Abstract 13543: Novel Genes That Regulate QT Interval in Taiwanese Cohort

Abstract

Introduction: QT interval denoted repolarization of the ventricule. QT intervals prolongation or shortening would lead patients prone to sudden cardiac death, i.e. Long QT or Short QT syndrome. There are many genes that have been reported to be related to QT interval changes. In this study, we used Genome wide association study(GWAS) to search for genes that regulate QT interval in a large Taiwanese cohort. Methods: We collected 13020 samples and did GWAS study. We collect ECG and analyze QTc interval by standard method.
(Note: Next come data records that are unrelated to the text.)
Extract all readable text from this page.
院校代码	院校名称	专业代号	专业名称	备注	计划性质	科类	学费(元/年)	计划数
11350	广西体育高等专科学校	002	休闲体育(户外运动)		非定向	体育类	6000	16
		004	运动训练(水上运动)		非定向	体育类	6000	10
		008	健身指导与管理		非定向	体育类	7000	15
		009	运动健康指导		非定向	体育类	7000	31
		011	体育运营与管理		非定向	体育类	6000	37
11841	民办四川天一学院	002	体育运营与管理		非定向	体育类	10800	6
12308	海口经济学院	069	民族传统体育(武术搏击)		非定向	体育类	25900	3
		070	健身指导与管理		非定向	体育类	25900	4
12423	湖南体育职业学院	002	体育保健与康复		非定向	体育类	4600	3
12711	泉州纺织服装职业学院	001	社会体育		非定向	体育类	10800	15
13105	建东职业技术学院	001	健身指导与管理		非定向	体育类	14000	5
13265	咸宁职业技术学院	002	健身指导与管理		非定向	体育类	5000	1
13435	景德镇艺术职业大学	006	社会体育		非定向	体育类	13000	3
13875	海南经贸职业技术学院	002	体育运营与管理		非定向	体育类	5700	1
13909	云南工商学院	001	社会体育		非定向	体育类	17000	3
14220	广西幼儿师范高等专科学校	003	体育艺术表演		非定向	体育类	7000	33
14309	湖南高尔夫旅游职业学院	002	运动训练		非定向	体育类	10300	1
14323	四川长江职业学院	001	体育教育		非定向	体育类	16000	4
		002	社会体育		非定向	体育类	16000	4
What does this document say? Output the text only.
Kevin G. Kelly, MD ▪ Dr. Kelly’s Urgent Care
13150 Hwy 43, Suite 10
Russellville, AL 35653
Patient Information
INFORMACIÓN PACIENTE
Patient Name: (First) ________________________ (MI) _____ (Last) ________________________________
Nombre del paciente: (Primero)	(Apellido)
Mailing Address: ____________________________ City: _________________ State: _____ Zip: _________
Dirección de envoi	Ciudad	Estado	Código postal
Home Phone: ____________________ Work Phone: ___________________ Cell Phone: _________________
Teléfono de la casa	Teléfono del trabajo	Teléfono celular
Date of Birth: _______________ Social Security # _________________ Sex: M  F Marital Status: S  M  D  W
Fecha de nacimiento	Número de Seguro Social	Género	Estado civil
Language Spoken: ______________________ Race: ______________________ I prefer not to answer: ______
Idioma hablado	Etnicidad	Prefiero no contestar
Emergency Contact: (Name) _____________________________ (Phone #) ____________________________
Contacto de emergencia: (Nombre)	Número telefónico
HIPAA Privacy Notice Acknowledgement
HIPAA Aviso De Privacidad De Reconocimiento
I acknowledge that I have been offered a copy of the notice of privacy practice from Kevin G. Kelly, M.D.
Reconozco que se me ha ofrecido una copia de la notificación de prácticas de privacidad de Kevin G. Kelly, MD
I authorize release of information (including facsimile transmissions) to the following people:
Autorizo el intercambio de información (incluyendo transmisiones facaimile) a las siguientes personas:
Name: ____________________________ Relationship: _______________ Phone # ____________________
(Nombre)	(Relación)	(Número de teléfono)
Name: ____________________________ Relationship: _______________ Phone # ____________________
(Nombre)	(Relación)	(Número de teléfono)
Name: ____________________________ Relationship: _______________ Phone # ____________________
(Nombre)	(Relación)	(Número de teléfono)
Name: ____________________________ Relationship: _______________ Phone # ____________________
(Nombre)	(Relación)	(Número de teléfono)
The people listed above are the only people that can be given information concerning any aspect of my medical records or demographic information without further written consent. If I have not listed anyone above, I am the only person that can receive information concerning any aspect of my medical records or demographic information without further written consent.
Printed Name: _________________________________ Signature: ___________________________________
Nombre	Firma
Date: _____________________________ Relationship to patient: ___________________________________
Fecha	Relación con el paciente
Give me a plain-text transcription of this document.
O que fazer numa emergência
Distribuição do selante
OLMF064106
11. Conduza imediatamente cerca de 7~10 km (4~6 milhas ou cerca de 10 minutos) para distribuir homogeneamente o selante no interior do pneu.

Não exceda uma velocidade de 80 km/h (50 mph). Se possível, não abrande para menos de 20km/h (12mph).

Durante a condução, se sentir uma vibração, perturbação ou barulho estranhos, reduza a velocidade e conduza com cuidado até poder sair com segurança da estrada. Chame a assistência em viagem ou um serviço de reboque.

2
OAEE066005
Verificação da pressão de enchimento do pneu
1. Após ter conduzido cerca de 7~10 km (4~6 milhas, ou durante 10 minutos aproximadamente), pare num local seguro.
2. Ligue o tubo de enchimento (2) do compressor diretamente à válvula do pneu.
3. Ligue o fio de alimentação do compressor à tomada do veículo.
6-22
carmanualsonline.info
We search for genes and SNP have correlation with QT interval and used Taiwan Biobank as control. The QTc was measured as continuous variables. A P<10 -8 was considered significant variants. Results: In this study, we found many variants that regulate QT interval. (Figure 1). The variants included rs36092684 encoding C1orf132 which was long none coding RNA (never reported before), rs846111 that influences QT interval, 1:162021296:A:ATTG (a novel variants non reported yet), rs12143965, encoding NME7 ( ATP1B1 was a strong functional candidate, although NME7 could not be excluded without functional validation), rs10490255 encoding SLC8A1 Na + -Ca ++ exchanger that wound prolonged QT, rs16862199, encoded SLC19A2 genes that was associated with Thiamine-responsive megaloblastic anemia (TRMA), in such patients, their QT prolonged, rs2277923, encoding NKS2-5 that would cause dilated cardiomyopathy, conduction disorder, long QT, tetralogy of Fallot, rs144500919 (a novel SNP), rs12665409 encoding SLC35F1 that affects QT interval, and rs3778873(KCNH2), rs2074239 (KCNQ1). Conclusion: In this large Taiwanese QT study, we identified variants that would regulate QT interval. Some were reported before, such in QTGEN or QTSCD studies, and others were novel. The novel variants warrant further functional studies.